A limitation of this study is that we cannot know which MS risk loci, if any, are risk loci because they affect host response to EBV. We also cannot be sure if hypomethylation is different in LCLs from people with MS, especially given that different methylation has been detected in some regions of the uninfected immune cell genome in MS compared with controls [25, 26, 29]. A larger sample size of individuals may reveal more diversity in DMRs. Further, the interaction between methylation and transcription is complex, and risk SNPs may interact with the methylation machinery independently of co-location with DMRs.

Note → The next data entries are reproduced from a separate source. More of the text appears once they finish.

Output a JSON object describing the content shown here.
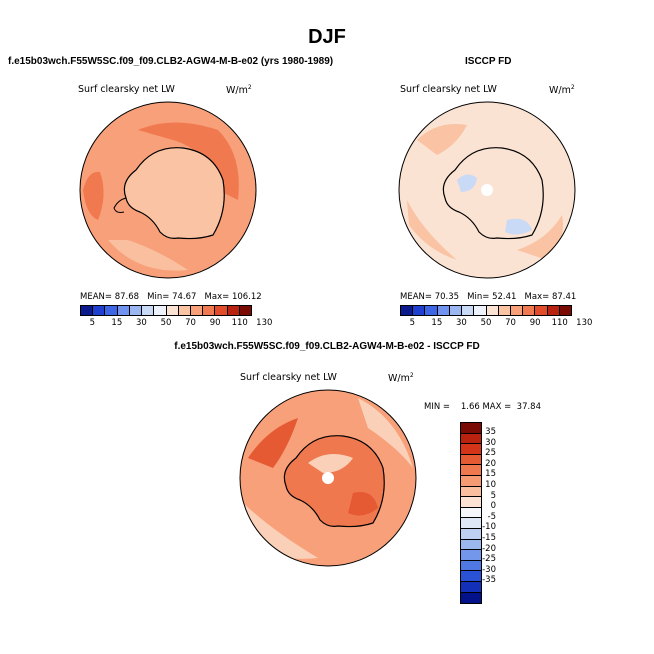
{
  "title": "DJF",
  "panels": [
    {
      "id": "model",
      "heading": "f.e15b03wch.F55W5SC.f09_f09.CLB2-AGW4-M-B-e02 (yrs 1980-1989)",
      "variable": "Surf clearsky net LW",
      "units": "W/m",
      "units_exp": "2",
      "stats": {
        "mean_label": "MEAN=",
        "mean": "87.68",
        "min_label": "Min=",
        "min": "74.67",
        "max_label": "Max=",
        "max": "106.12"
      }
    },
    {
      "id": "obs",
      "heading": "ISCCP FD",
      "variable": "Surf clearsky net LW",
      "units": "W/m",
      "units_exp": "2",
      "stats": {
        "mean_label": "MEAN=",
        "mean": "70.35",
        "min_label": "Min=",
        "min": "52.41",
        "max_label": "Max=",
        "max": "87.41"
      }
    },
    {
      "id": "diff",
      "heading": "f.e15b03wch.F55W5SC.f09_f09.CLB2-AGW4-M-B-e02 - ISCCP FD",
      "variable": "Surf clearsky net LW",
      "units": "W/m",
      "units_exp": "2",
      "stats_text": "MIN =    1.66 MAX =  37.84"
    }
  ],
  "abs_colorbar": {
    "colors": [
      "#0b1a8c",
      "#1f3fd1",
      "#3d66e6",
      "#6f93ee",
      "#9bb7f2",
      "#c9daf6",
      "#eef3fb",
      "#fbe3d3",
      "#f9c3a4",
      "#f7a079",
      "#f1794f",
      "#e24c2b",
      "#b8220f",
      "#7a0a04"
    ],
    "ticks": [
      "5",
      "15",
      "30",
      "50",
      "70",
      "90",
      "110",
      "130"
    ]
  },
  "diff_colorbar": {
    "colors": [
      "#7a0a04",
      "#b8220f",
      "#d4351a",
      "#e55a33",
      "#f0784f",
      "#f69a73",
      "#f9bf9f",
      "#fde3d3",
      "#f6f7fb",
      "#dfe8f7",
      "#bfd1f2",
      "#9ab7ee",
      "#7397ea",
      "#4f78e3",
      "#2a52d6",
      "#1230b8",
      "#03128a"
    ],
    "ticks": [
      "35",
      "30",
      "25",
      "20",
      "15",
      "10",
      "5",
      "0",
      "-5",
      "-10",
      "-15",
      "-20",
      "-25",
      "-30",
      "-35"
    ]
  },
  "map_colors": {
    "model_ocean": "#f7a079",
    "model_light": "#f9bf9f",
    "model_land": "#f9c3a4",
    "model_dark": "#f1794f",
    "obs_ocean": "#fbe3d3",
    "obs_light": "#f9c3a4",
    "obs_blue": "#c9daf6",
    "diff_ocean": "#f7a079",
    "diff_land": "#f0784f",
    "diff_light": "#fbd0b8",
    "diff_dark": "#e55a33"
  }
}
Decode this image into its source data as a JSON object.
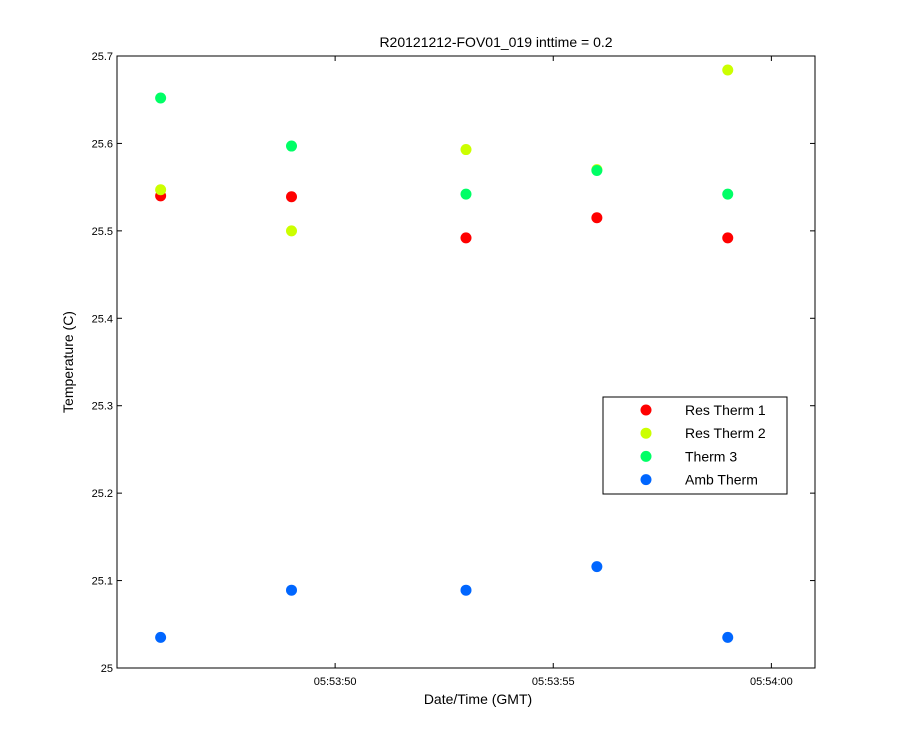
{
  "chart_data": {
    "type": "scatter",
    "title": "R20121212-FOV01_019 inttime = 0.2",
    "xlabel": "Date/Time (GMT)",
    "ylabel": "Temperature (C)",
    "x": [
      "05:53:46",
      "05:53:49",
      "05:53:53",
      "05:53:56",
      "05:53:59"
    ],
    "xlim": [
      "05:53:45",
      "05:54:01"
    ],
    "xticks": [
      "05:53:50",
      "05:53:55",
      "05:54:00"
    ],
    "ylim": [
      25,
      25.7
    ],
    "yticks": [
      "25",
      "25.1",
      "25.2",
      "25.3",
      "25.4",
      "25.5",
      "25.6",
      "25.7"
    ],
    "grid": false,
    "legend_position": "right",
    "series": [
      {
        "name": "Res Therm 1",
        "color": "#ff0000",
        "values": [
          25.54,
          25.539,
          25.492,
          25.515,
          25.492
        ]
      },
      {
        "name": "Res Therm 2",
        "color": "#ccff00",
        "values": [
          25.547,
          25.5,
          25.593,
          25.57,
          25.684
        ]
      },
      {
        "name": "Therm 3",
        "color": "#00ff66",
        "values": [
          25.652,
          25.597,
          25.542,
          25.569,
          25.542
        ]
      },
      {
        "name": "Amb Therm",
        "color": "#0066ff",
        "values": [
          25.035,
          25.089,
          25.089,
          25.116,
          25.035
        ]
      }
    ]
  }
}
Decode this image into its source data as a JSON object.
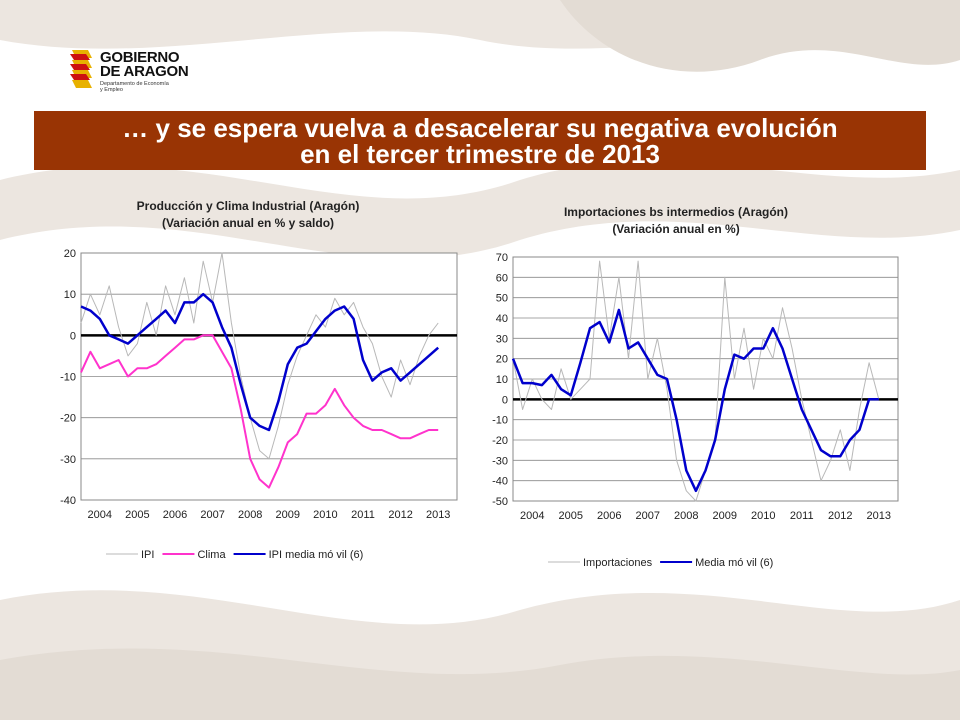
{
  "logo": {
    "line1": "GOBIERNO",
    "line2": "DE ARAGON",
    "sub1": "Departamento de Economía",
    "sub2": "y Empleo"
  },
  "banner": {
    "line1": "… y se espera vuelva a desacelerar su negativa evolución",
    "line2": "en el tercer trimestre de 2013"
  },
  "colors": {
    "banner": "#993404",
    "ipi": "#b8b8b8",
    "clima": "#ff33cc",
    "media": "#0000cc",
    "imp": "#b8b8b8"
  },
  "chart_data": [
    {
      "type": "line",
      "title": "Producción y Clima Industrial (Aragón)",
      "subtitle": "(Variación anual en % y saldo)",
      "xlabel": "",
      "ylabel": "",
      "xlim": [
        2004,
        2014
      ],
      "ylim": [
        -40,
        20
      ],
      "x_ticks": [
        "2004",
        "2005",
        "2006",
        "2007",
        "2008",
        "2009",
        "2010",
        "2011",
        "2012",
        "2013"
      ],
      "y_ticks": [
        "20",
        "10",
        "0",
        "-10",
        "-20",
        "-30",
        "-40"
      ],
      "y_tick_values": [
        20,
        10,
        0,
        -10,
        -20,
        -30,
        -40
      ],
      "grid": true,
      "legend": "bottom",
      "series": [
        {
          "name": "IPI",
          "color": "#b8b8b8",
          "width": 1,
          "x": [
            2004.0,
            2004.25,
            2004.5,
            2004.75,
            2005.0,
            2005.25,
            2005.5,
            2005.75,
            2006.0,
            2006.25,
            2006.5,
            2006.75,
            2007.0,
            2007.25,
            2007.5,
            2007.75,
            2008.0,
            2008.25,
            2008.5,
            2008.75,
            2009.0,
            2009.25,
            2009.5,
            2009.75,
            2010.0,
            2010.25,
            2010.5,
            2010.75,
            2011.0,
            2011.25,
            2011.5,
            2011.75,
            2012.0,
            2012.25,
            2012.5,
            2012.75,
            2013.0,
            2013.25,
            2013.5
          ],
          "y": [
            3,
            10,
            5,
            12,
            2,
            -5,
            -2,
            8,
            0,
            12,
            5,
            14,
            3,
            18,
            8,
            20,
            3,
            -10,
            -20,
            -28,
            -30,
            -22,
            -12,
            -5,
            0,
            5,
            2,
            9,
            5,
            8,
            2,
            -2,
            -10,
            -15,
            -6,
            -12,
            -5,
            0,
            3
          ]
        },
        {
          "name": "Clima",
          "color": "#ff33cc",
          "width": 2,
          "x": [
            2004.0,
            2004.25,
            2004.5,
            2004.75,
            2005.0,
            2005.25,
            2005.5,
            2005.75,
            2006.0,
            2006.25,
            2006.5,
            2006.75,
            2007.0,
            2007.25,
            2007.5,
            2007.75,
            2008.0,
            2008.25,
            2008.5,
            2008.75,
            2009.0,
            2009.25,
            2009.5,
            2009.75,
            2010.0,
            2010.25,
            2010.5,
            2010.75,
            2011.0,
            2011.25,
            2011.5,
            2011.75,
            2012.0,
            2012.25,
            2012.5,
            2012.75,
            2013.0,
            2013.25,
            2013.5
          ],
          "y": [
            -9,
            -4,
            -8,
            -7,
            -6,
            -10,
            -8,
            -8,
            -7,
            -5,
            -3,
            -1,
            -1,
            0,
            0,
            -4,
            -8,
            -18,
            -30,
            -35,
            -37,
            -32,
            -26,
            -24,
            -19,
            -19,
            -17,
            -13,
            -17,
            -20,
            -22,
            -23,
            -23,
            -24,
            -25,
            -25,
            -24,
            -23,
            -23
          ]
        },
        {
          "name": "IPI media mó vil (6)",
          "color": "#0000cc",
          "width": 2.5,
          "x": [
            2004.0,
            2004.25,
            2004.5,
            2004.75,
            2005.0,
            2005.25,
            2005.5,
            2005.75,
            2006.0,
            2006.25,
            2006.5,
            2006.75,
            2007.0,
            2007.25,
            2007.5,
            2007.75,
            2008.0,
            2008.25,
            2008.5,
            2008.75,
            2009.0,
            2009.25,
            2009.5,
            2009.75,
            2010.0,
            2010.25,
            2010.5,
            2010.75,
            2011.0,
            2011.25,
            2011.5,
            2011.75,
            2012.0,
            2012.25,
            2012.5,
            2012.75,
            2013.0,
            2013.25,
            2013.5
          ],
          "y": [
            7,
            6,
            4,
            0,
            -1,
            -2,
            0,
            2,
            4,
            6,
            3,
            8,
            8,
            10,
            8,
            2,
            -3,
            -12,
            -20,
            -22,
            -23,
            -16,
            -7,
            -3,
            -2,
            1,
            4,
            6,
            7,
            4,
            -6,
            -11,
            -9,
            -8,
            -11,
            -9,
            -7,
            -5,
            -3
          ]
        }
      ]
    },
    {
      "type": "line",
      "title": "Importaciones bs intermedios (Aragón)",
      "subtitle": "(Variación anual en %)",
      "xlabel": "",
      "ylabel": "",
      "xlim": [
        2004,
        2014
      ],
      "ylim": [
        -50,
        70
      ],
      "x_ticks": [
        "2004",
        "2005",
        "2006",
        "2007",
        "2008",
        "2009",
        "2010",
        "2011",
        "2012",
        "2013"
      ],
      "y_ticks": [
        "70",
        "60",
        "50",
        "40",
        "30",
        "20",
        "10",
        "0",
        "-10",
        "-20",
        "-30",
        "-40",
        "-50"
      ],
      "y_tick_values": [
        70,
        60,
        50,
        40,
        30,
        20,
        10,
        0,
        -10,
        -20,
        -30,
        -40,
        -50
      ],
      "grid": true,
      "legend": "bottom",
      "series": [
        {
          "name": "Importaciones",
          "color": "#b8b8b8",
          "width": 1,
          "x": [
            2004.0,
            2004.25,
            2004.5,
            2004.75,
            2005.0,
            2005.25,
            2005.5,
            2005.75,
            2006.0,
            2006.25,
            2006.5,
            2006.75,
            2007.0,
            2007.25,
            2007.5,
            2007.75,
            2008.0,
            2008.25,
            2008.5,
            2008.75,
            2009.0,
            2009.25,
            2009.5,
            2009.75,
            2010.0,
            2010.25,
            2010.5,
            2010.75,
            2011.0,
            2011.25,
            2011.5,
            2011.75,
            2012.0,
            2012.25,
            2012.5,
            2012.75,
            2013.0,
            2013.25,
            2013.5
          ],
          "y": [
            20,
            -5,
            10,
            0,
            -5,
            15,
            0,
            5,
            10,
            68,
            30,
            60,
            20,
            68,
            10,
            30,
            5,
            -30,
            -45,
            -50,
            -35,
            -20,
            60,
            10,
            35,
            5,
            30,
            20,
            45,
            25,
            0,
            -20,
            -40,
            -30,
            -15,
            -35,
            -5,
            18,
            0
          ]
        },
        {
          "name": "Media mó vil (6)",
          "color": "#0000cc",
          "width": 2.5,
          "x": [
            2004.0,
            2004.25,
            2004.5,
            2004.75,
            2005.0,
            2005.25,
            2005.5,
            2005.75,
            2006.0,
            2006.25,
            2006.5,
            2006.75,
            2007.0,
            2007.25,
            2007.5,
            2007.75,
            2008.0,
            2008.25,
            2008.5,
            2008.75,
            2009.0,
            2009.25,
            2009.5,
            2009.75,
            2010.0,
            2010.25,
            2010.5,
            2010.75,
            2011.0,
            2011.25,
            2011.5,
            2011.75,
            2012.0,
            2012.25,
            2012.5,
            2012.75,
            2013.0,
            2013.25,
            2013.5
          ],
          "y": [
            20,
            8,
            8,
            7,
            12,
            5,
            2,
            18,
            35,
            38,
            28,
            44,
            25,
            28,
            20,
            12,
            10,
            -10,
            -35,
            -45,
            -35,
            -20,
            5,
            22,
            20,
            25,
            25,
            35,
            25,
            10,
            -5,
            -15,
            -25,
            -28,
            -28,
            -20,
            -15,
            0,
            0
          ]
        }
      ]
    }
  ]
}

Although our data does not indicate a link between MS risk genes and EBV hypomethylation, it is notable that others have suggested that the EBV hypomethylation is associated with immortalization (see above). EBV immortalization of forbidden clones targeting myelin, especially through lymph node processes, has been considered a likely mechanism driving the association of EBV with MS [30]. Genetic and environmental factors controlling this immortalization may drive difference in risk between individuals. The genetic component could be due to germline variation or somatic variation. Future work targeting variation between individuals and the process of EBV hypomethylation may identify genetic variation important in the contribution of EBV infection to MS pathogenesis.